Of course, just getting from place to place on Mars is a complication in and of itself; there is not enough atmosphere to provide lift to an aircraft capable of flying with human passengers and all of the necessary life support systems, and the lack of any oxidizer in the atmosphere means that air-breathing engines won’t work, which leaves the would be jet-setter with either some kind of advanced electric flight propulsion with a compact power source that doesn’t exist, or slowly driving some kind of rover across the surface towing a vast array of solar panels and hoping that they don’t get stuck in a weeks-long dust storm that obscures sunlight and prevents charging. Or, you can repeatedly risk ballistic flight and reentry into what engineers regard as the most dangerous entry, descent, and landing (EDL) profile on any solid body in the Solar System, all to explore a landscape that is less visually interesting than North Dakota, and a geology that is really only interesting to planetologists who really are really into mudstone and conglomerates.

Stranger

I could be the guy outside the craft cleaning it between duststorms; it would be like being at my sister’s place in AZ.

Maybe I could be a job coach for the others like I do here at work. ‘I like the plan you have for this morning Elon. However telling jokes about your junior member is grossing out the crew Elon. You could think of a different way really.’

I am reliably informed there won’t be any of these.

However, if I have to talk to Elon Musk, the deal is off.

I’ve been informed that Mars ain’t the kind of place to raise your kids. In fact, it’s cold as hell. And there’s no one there to raise them if you did.

That’s true - there’s nowhere for kids to be social. When I was a kid my friends would come to my parents’ place; on Mars there’d be nowhere to do that.

Renault: “What in heaven’s name brought you to Hellas Planitia?
Stranger: My health. I came to Hellas Planitia for the waters.
Renault: The waters? What waters? We’re in the desert.
Stranger: I was misinformed.

Stranger

I’ve heard there are a lot of spiders on Mars.

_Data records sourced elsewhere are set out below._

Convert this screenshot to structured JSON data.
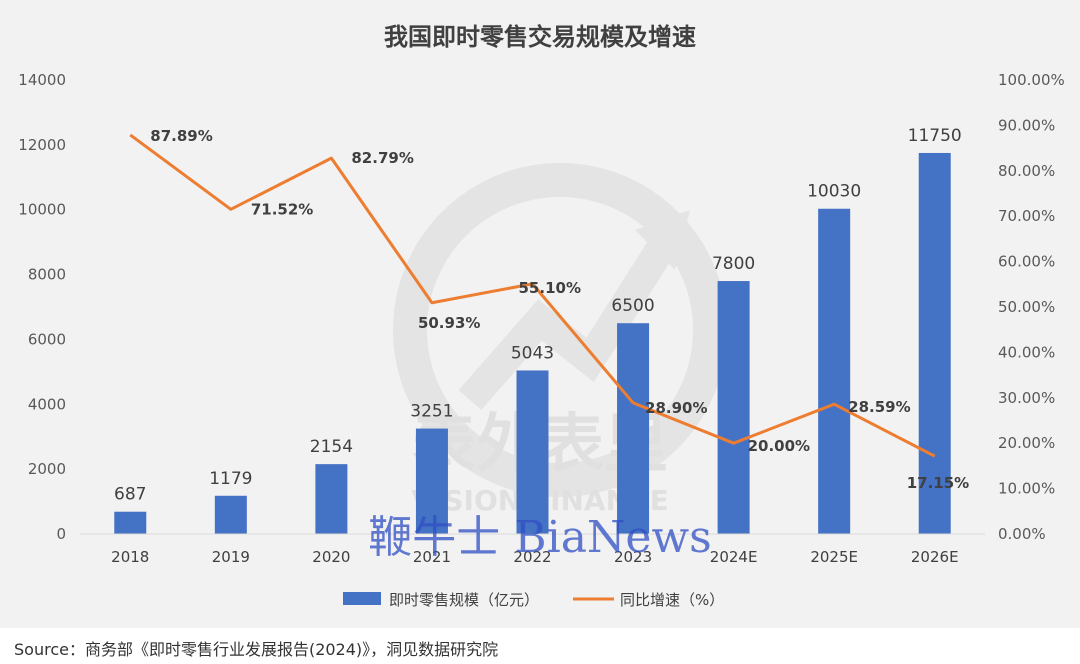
{
  "chart_data": {
    "type": "bar",
    "title": "我国即时零售交易规模及增速",
    "categories": [
      "2018",
      "2019",
      "2020",
      "2021",
      "2022",
      "2023",
      "2024E",
      "2025E",
      "2026E"
    ],
    "series": [
      {
        "name": "即时零售规模（亿元）",
        "type": "bar",
        "axis": "left",
        "color": "#4472c4",
        "values": [
          687,
          1179,
          2154,
          3251,
          5043,
          6500,
          7800,
          10030,
          11750
        ],
        "labels": [
          "687",
          "1179",
          "2154",
          "3251",
          "5043",
          "6500",
          "7800",
          "10030",
          "11750"
        ]
      },
      {
        "name": "同比增速（%）",
        "type": "line",
        "axis": "right",
        "color": "#ed7d31",
        "values": [
          87.89,
          71.52,
          82.79,
          50.93,
          55.1,
          28.9,
          20.0,
          28.59,
          17.15
        ],
        "labels": [
          "87.89%",
          "71.52%",
          "82.79%",
          "50.93%",
          "55.10%",
          "28.90%",
          "20.00%",
          "28.59%",
          "17.15%"
        ]
      }
    ],
    "y_left": {
      "ylim": [
        0,
        14000
      ],
      "ticks": [
        "0",
        "2000",
        "4000",
        "6000",
        "8000",
        "10000",
        "12000",
        "14000"
      ]
    },
    "y_right": {
      "ylim": [
        0,
        100
      ],
      "ticks": [
        "0.00%",
        "10.00%",
        "20.00%",
        "30.00%",
        "40.00%",
        "50.00%",
        "60.00%",
        "70.00%",
        "80.00%",
        "90.00%",
        "100.00%"
      ]
    },
    "legend": "bottom",
    "grid": false
  },
  "watermarks": {
    "vision_cn": "表外表里",
    "vision_en": "VISION FINANCE",
    "bianews": "鞭牛士 BiaNews"
  },
  "source_note": "Source：商务部《即时零售行业发展报告(2024)》，洞见数据研究院"
}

I am getting old, which I believe is a bonus for a mission that will screw up with your chromosomes (yeah, yeah, I know: no risk, no hazards, no safety concerns. Pull the other one, it’s got bells!), weaken your bones, destroy your kidneys and generally make you miserable so yes, I would go. But “they” would be complete fools if they chose me: oh, I would so mess up their plans! I would not adhere to protocols, not respect schedules, skip the boring, tedious experiments, smuggle drugs and booze to the mission and sleep between naps.
If they chose me to go it would serve them right. Sue me when I am 1 AU away, I dare you. Your own bloody fault for having such inefficient selection procedure. I would die laughing.
I picture something like Dark Star but worse better (sadly, I only found a link in German, but you know the movie anyway, don’t you?).

Using the OPs estimate of a 2 year round trip with 10 days on Mars. I estimate I would need 148 1.75 liter bottles of booze and 2 ounces of weed. I think I could sneak the weed on but the booze might raise concerns.

I think you can distill booze even under zero gravity conditions. I’d have plenty of time to figure out how to do it, and I could run several experiments in parallel simultaneously. What else do I have to do? I would be the one setting the priorities. In the meantime, before distilling, there would be beer to be made.
2 ounces of weed? I’d say 1 g of fentanil. And seeds: papaver, coca plant, cannabis, shrooms (OK, spores, not seeds, but you get the general idea)…

I have no desire to set foot on another planet, moon, or other celestial body. And I have no desire to be cooped up in a spacecraft for two years. So put me down as a hard NO.